Garlic Dill Pickles
To make dill pickles is to capture the flavours of the summer garden in a jar-the tangy, pungent odor of dill, the crispness of a fresh cucumber, the rich taste of garlic. If you have always wanted to make your own dill pickles, be assured that it is a simple process. With a few supplies and an hour or two of time, you can make enough pickles to last the winter.Canning is not without its dangers, but two precautions will ensure that the pickles are safe to eat:
*Sterilize your jars and all the pickling equipment you intend to use by boiling in hot water for at least five minutes
*Make sure the lid is sealed after you are finished pickling and before eating the pickles; discard the contents of all unsealed jars
With that in mind, here are some instructions to help you get started.
Garlic Dill Pickles
(Makes 7 Jars)
- Canner or large stockpot
- Stockpot or large cooking pot, at least 5 quarts
- Jar rack with handles (usually comes with canner)

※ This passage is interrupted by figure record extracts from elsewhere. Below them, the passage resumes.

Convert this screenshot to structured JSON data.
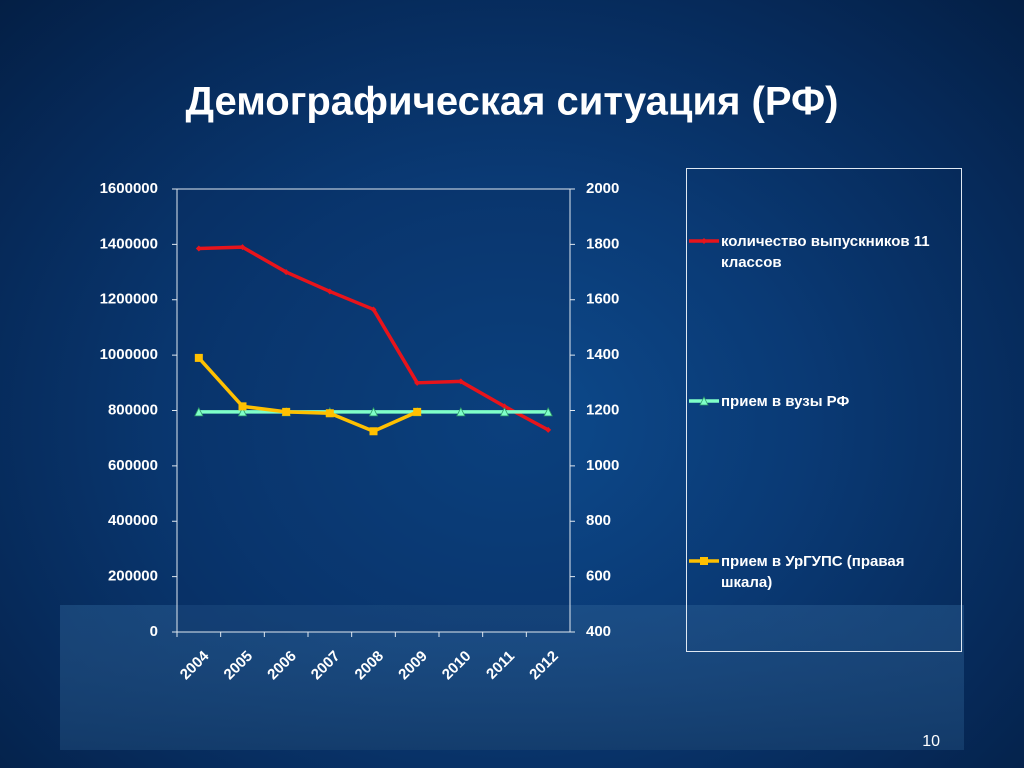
{
  "chart_data": {
    "type": "line",
    "title": "Демографическая ситуация (РФ)",
    "categories": [
      "2004",
      "2005",
      "2006",
      "2007",
      "2008",
      "2009",
      "2010",
      "2011",
      "2012"
    ],
    "series": [
      {
        "name": "количество выпускников 11 классов",
        "color": "#e8141b",
        "marker": "diamond",
        "values": [
          1385000,
          1390000,
          1300000,
          1230000,
          1165000,
          900000,
          905000,
          815000,
          730000
        ]
      },
      {
        "name": "прием в вузы РФ",
        "color": "#7fffc8",
        "marker": "triangle",
        "values": [
          795000,
          795000,
          795000,
          795000,
          795000,
          795000,
          795000,
          795000,
          795000
        ]
      },
      {
        "name": "прием в УрГУПС (правая шкала)",
        "color": "#ffc000",
        "marker": "square",
        "axis": "y2",
        "values": [
          1390,
          1215,
          1195,
          1190,
          1125,
          1195,
          null,
          null,
          null
        ]
      }
    ],
    "ylim": [
      0,
      1600000
    ],
    "yticks": [
      0,
      200000,
      400000,
      600000,
      800000,
      1000000,
      1200000,
      1400000,
      1600000
    ],
    "y2lim": [
      400,
      2000
    ],
    "y2ticks": [
      400,
      600,
      800,
      1000,
      1200,
      1400,
      1600,
      1800,
      2000
    ],
    "legend": "right"
  },
  "slide_number": "10"
}
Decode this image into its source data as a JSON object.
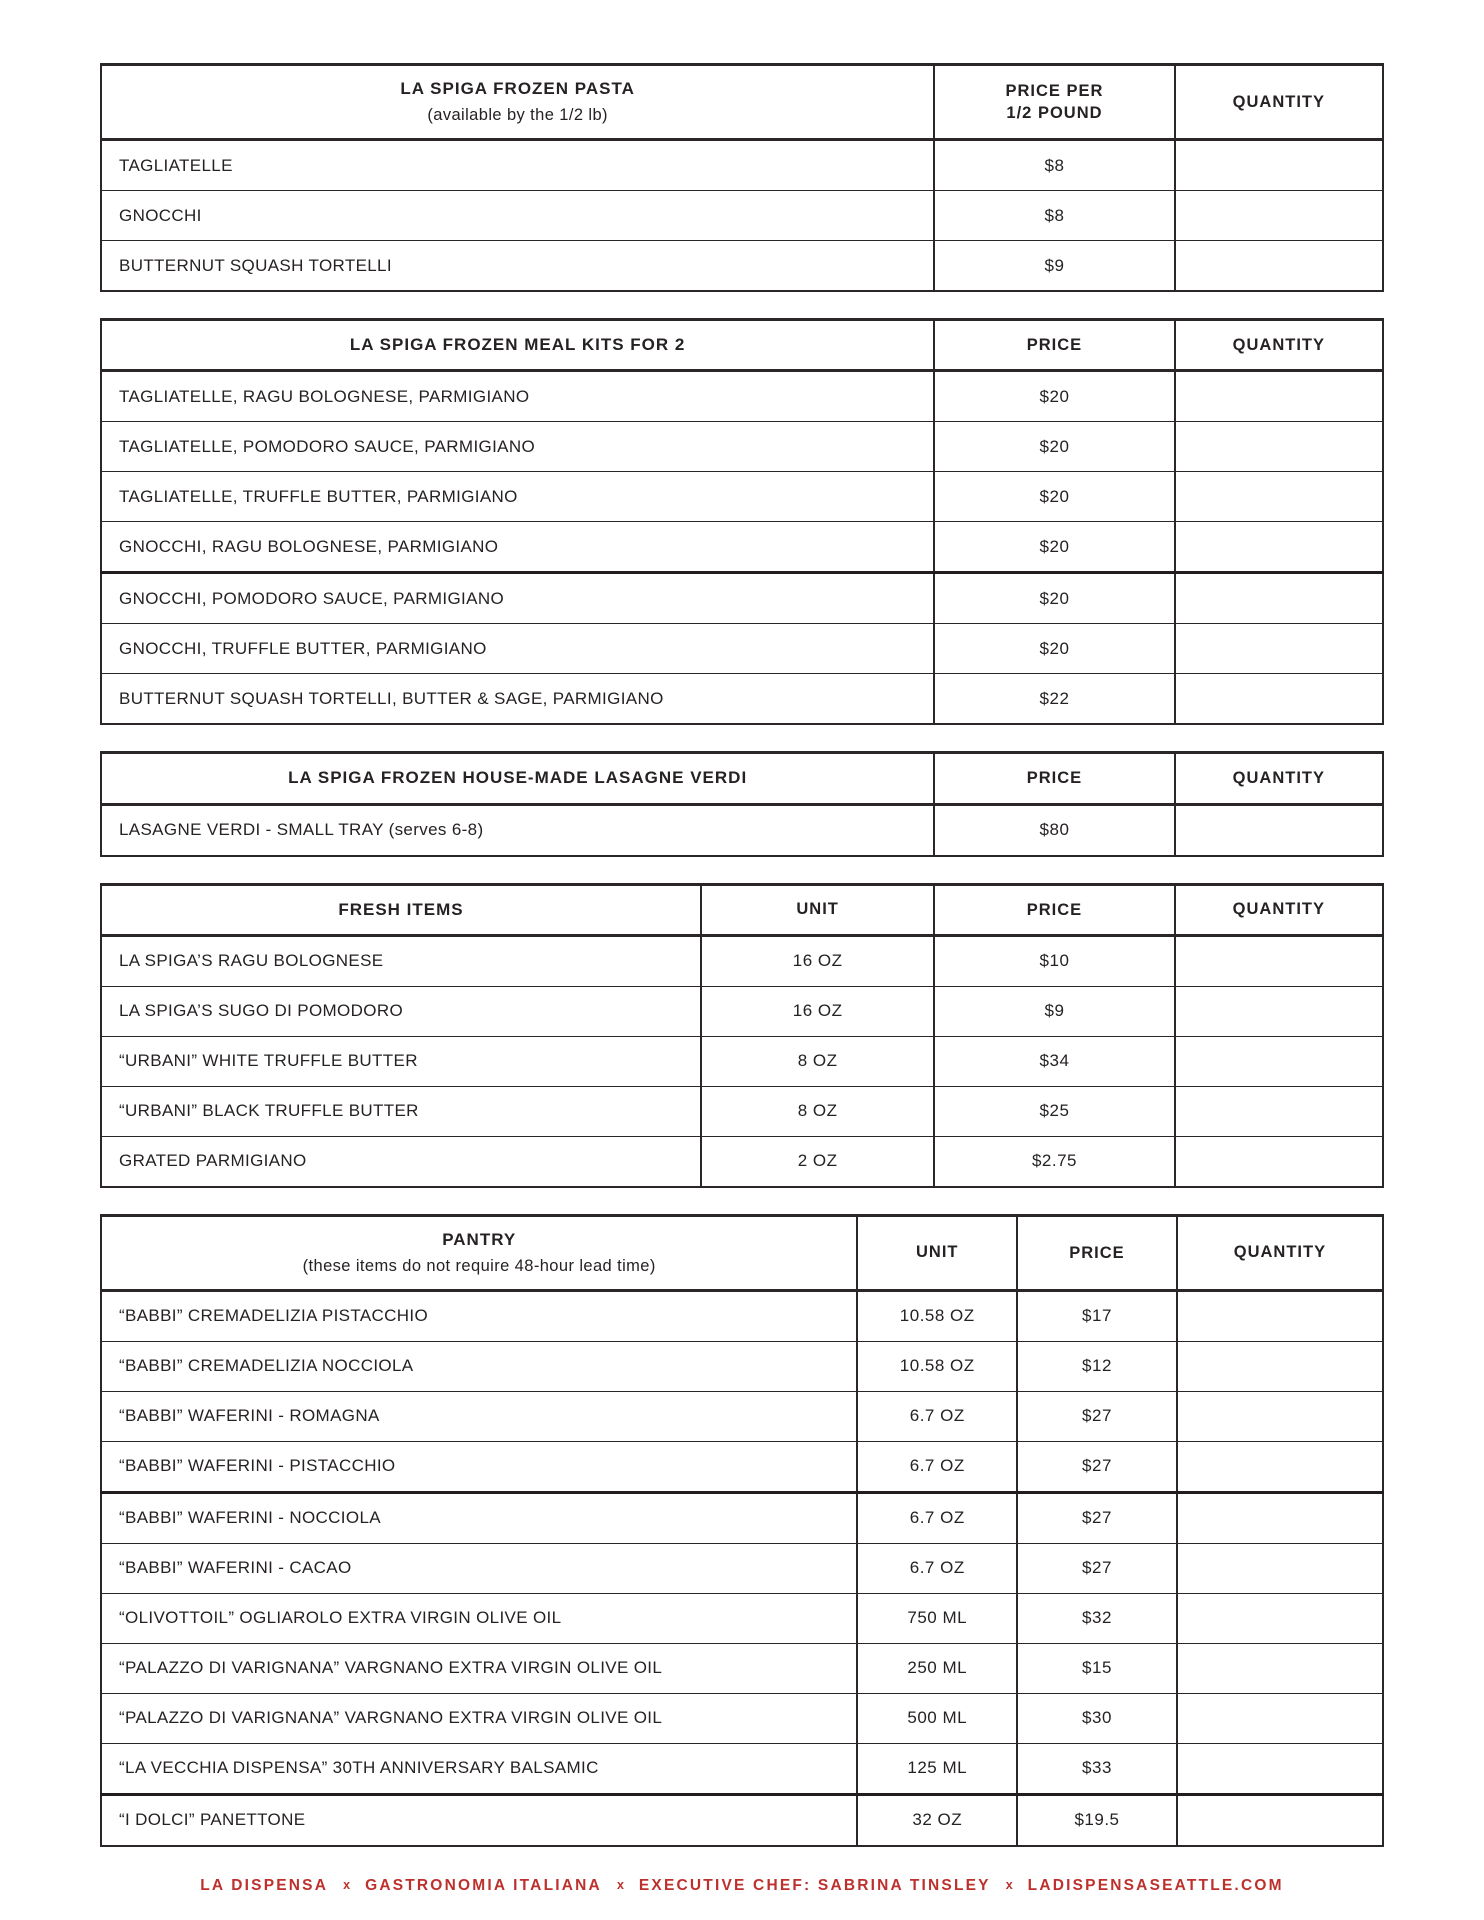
{
  "document": {
    "background": "#ffffff",
    "text_color": "#262223",
    "border_color": "#2b2728",
    "accent_red": "#be302c"
  },
  "tables": [
    {
      "name": "frozen-pasta",
      "title": "LA SPIGA FROZEN PASTA",
      "subtitle": "(available by the 1/2 lb)",
      "price_header_lines": [
        "PRICE PER",
        "1/2 POUND"
      ],
      "quantity_header": "QUANTITY",
      "rows": [
        {
          "item": "TAGLIATELLE",
          "price": "$8",
          "quantity": ""
        },
        {
          "item": "GNOCCHI",
          "price": "$8",
          "quantity": ""
        },
        {
          "item": "BUTTERNUT SQUASH TORTELLI",
          "price": "$9",
          "quantity": ""
        }
      ]
    },
    {
      "name": "frozen-meal-kits",
      "title": "LA SPIGA FROZEN MEAL KITS FOR 2",
      "price_header_lines": [
        "PRICE"
      ],
      "quantity_header": "QUANTITY",
      "rows": [
        {
          "item": "TAGLIATELLE, RAGU BOLOGNESE, PARMIGIANO",
          "price": "$20",
          "quantity": ""
        },
        {
          "item": "TAGLIATELLE, POMODORO SAUCE, PARMIGIANO",
          "price": "$20",
          "quantity": ""
        },
        {
          "item": "TAGLIATELLE, TRUFFLE BUTTER, PARMIGIANO",
          "price": "$20",
          "quantity": ""
        },
        {
          "item": "GNOCCHI, RAGU BOLOGNESE, PARMIGIANO",
          "price": "$20",
          "quantity": "",
          "divider_after": true
        },
        {
          "item": "GNOCCHI, POMODORO SAUCE, PARMIGIANO",
          "price": "$20",
          "quantity": ""
        },
        {
          "item": "GNOCCHI, TRUFFLE BUTTER, PARMIGIANO",
          "price": "$20",
          "quantity": ""
        },
        {
          "item": "BUTTERNUT SQUASH TORTELLI, BUTTER & SAGE, PARMIGIANO",
          "price": "$22",
          "quantity": ""
        }
      ]
    },
    {
      "name": "frozen-lasagne",
      "title": "LA SPIGA FROZEN HOUSE-MADE LASAGNE VERDI",
      "price_header_lines": [
        "PRICE"
      ],
      "quantity_header": "QUANTITY",
      "rows": [
        {
          "item": "LASAGNE VERDI - SMALL TRAY (serves 6-8)",
          "price": "$80",
          "quantity": ""
        }
      ]
    },
    {
      "name": "fresh-items",
      "title": "FRESH ITEMS",
      "unit_header": "UNIT",
      "price_header_lines": [
        "PRICE"
      ],
      "quantity_header": "QUANTITY",
      "rows": [
        {
          "item": "LA SPIGA’S RAGU BOLOGNESE",
          "unit": "16 OZ",
          "price": "$10",
          "quantity": ""
        },
        {
          "item": "LA SPIGA’S SUGO DI POMODORO",
          "unit": "16 OZ",
          "price": "$9",
          "quantity": ""
        },
        {
          "item": "“URBANI” WHITE TRUFFLE BUTTER",
          "unit": "8 OZ",
          "price": "$34",
          "quantity": ""
        },
        {
          "item": "“URBANI” BLACK TRUFFLE BUTTER",
          "unit": "8 OZ",
          "price": "$25",
          "quantity": ""
        },
        {
          "item": "GRATED PARMIGIANO",
          "unit": "2 OZ",
          "price": "$2.75",
          "quantity": ""
        }
      ]
    },
    {
      "name": "pantry",
      "title": "PANTRY",
      "subtitle": "(these items do not require 48-hour lead time)",
      "unit_header": "UNIT",
      "price_header_lines": [
        "PRICE"
      ],
      "quantity_header": "QUANTITY",
      "rows": [
        {
          "item": "“BABBI” CREMADELIZIA PISTACCHIO",
          "unit": "10.58 OZ",
          "price": "$17",
          "quantity": ""
        },
        {
          "item": "“BABBI” CREMADELIZIA NOCCIOLA",
          "unit": "10.58 OZ",
          "price": "$12",
          "quantity": ""
        },
        {
          "item": "“BABBI” WAFERINI - ROMAGNA",
          "unit": "6.7 OZ",
          "price": "$27",
          "quantity": ""
        },
        {
          "item": "“BABBI” WAFERINI - PISTACCHIO",
          "unit": "6.7 OZ",
          "price": "$27",
          "quantity": "",
          "divider_after": true
        },
        {
          "item": "“BABBI” WAFERINI - NOCCIOLA",
          "unit": "6.7 OZ",
          "price": "$27",
          "quantity": ""
        },
        {
          "item": "“BABBI” WAFERINI - CACAO",
          "unit": "6.7 OZ",
          "price": "$27",
          "quantity": ""
        },
        {
          "item": "“OLIVOTTOIL” OGLIAROLO EXTRA VIRGIN OLIVE OIL",
          "unit": "750 ML",
          "price": "$32",
          "quantity": ""
        },
        {
          "item": "“PALAZZO DI VARIGNANA” VARGNANO EXTRA VIRGIN OLIVE OIL",
          "unit": "250 ML",
          "price": "$15",
          "quantity": ""
        },
        {
          "item": "“PALAZZO DI VARIGNANA” VARGNANO EXTRA VIRGIN OLIVE OIL",
          "unit": "500 ML",
          "price": "$30",
          "quantity": ""
        },
        {
          "item": "“LA VECCHIA DISPENSA” 30TH ANNIVERSARY BALSAMIC",
          "unit": "125 ML",
          "price": "$33",
          "quantity": "",
          "divider_after": true
        },
        {
          "item": "“I DOLCI” PANETTONE",
          "unit": "32 OZ",
          "price": "$19.5",
          "quantity": ""
        }
      ]
    }
  ],
  "footer": {
    "segments": [
      "LA DISPENSA",
      "GASTRONOMIA ITALIANA",
      "EXECUTIVE CHEF: SABRINA TINSLEY",
      "LADISPENSASEATTLE.COM"
    ],
    "separator": "x",
    "color": "#be302c"
  }
}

- 1 quart jars (these can be purchased new or used and can be re-used for many years)
- Screw bands (these can be re-used several times as long as they’re in good condition)
- Snap lids (these should always be purchased new and discarded after first use)
- Wide-mouth funnel
- Large tongs with rubber handles for handling hot jars
- Fork or knife
- 1/3 cup of salt
- 1 quart of vinegar (5% acetic acid)
- 3 quarts water
- 2-3 large heads of dill per jar
- 1 clove garlic per jar
- 1 tsp alum per jar (grape leaves can be substituted if desired)
- Small to medium sized cucumbers (one large bagful should be enough)
- For hot pickles, add 1-3 red chili peppers per jar, sliced lengthwise
- Thoroughly wash cucumbers; a brush may be helpful for scrubbing off dirt. Cut medium-sized cucumbers lengthwise into quarters if desired. For extra crispness, cucumbers can be soaked in ice water two hours prior to canning.
- Place jars on jar rack and set the rack inside the canner or stockpot; add the lids, screw bands, and all other canning supplies. Fill the canner with water; you do not need to cover everything as long as you place the lid over the top so that anything not covered in water is immersed in steam. Bring to a boil; boil at least five minutes before turning off heat.
- Remove jars from the canner by lifting the jar rack by the handles; remove any water in the jars and remove the canning supplies from the canner.
- In a large pot, add 3 quarts of water, 1 quart of vinegar, and 1/3 cup of salt; this will be the brine (you can also make the brine in the canner or stockpot you used to sterilize the jars). Bring to a rolling boil.
- In the meantime, fill each jar with garlic, alum, dill, peppers (if desired) and cucumbers.
- Once the brine is boiling, place the funnel on the jar and ladle the brine in, just enough to cover or almost cover the cucumbers.
- Once the jars are filled, poke around the edges of each jar with a knife or fork to bring all air bubbles to the surface. Make sure there are no air bubbles left before you seal the jars.
- Place a snap lid on each jar and twist the screw band as tightly as you can. Within the next few days, and often in just a few hours, the lids will seal. Sometimes a jar will lose its seal during storage, so always check the seal before you open a jar and make sure it makes a popping sound when opened. An unsealed jar indicates the presence of potentially dangerous bacteria, so discard the contents of all unsealed jars.
- After just six weeks (it helps to write the date on the lid after canning), the pickles will be ready to eat.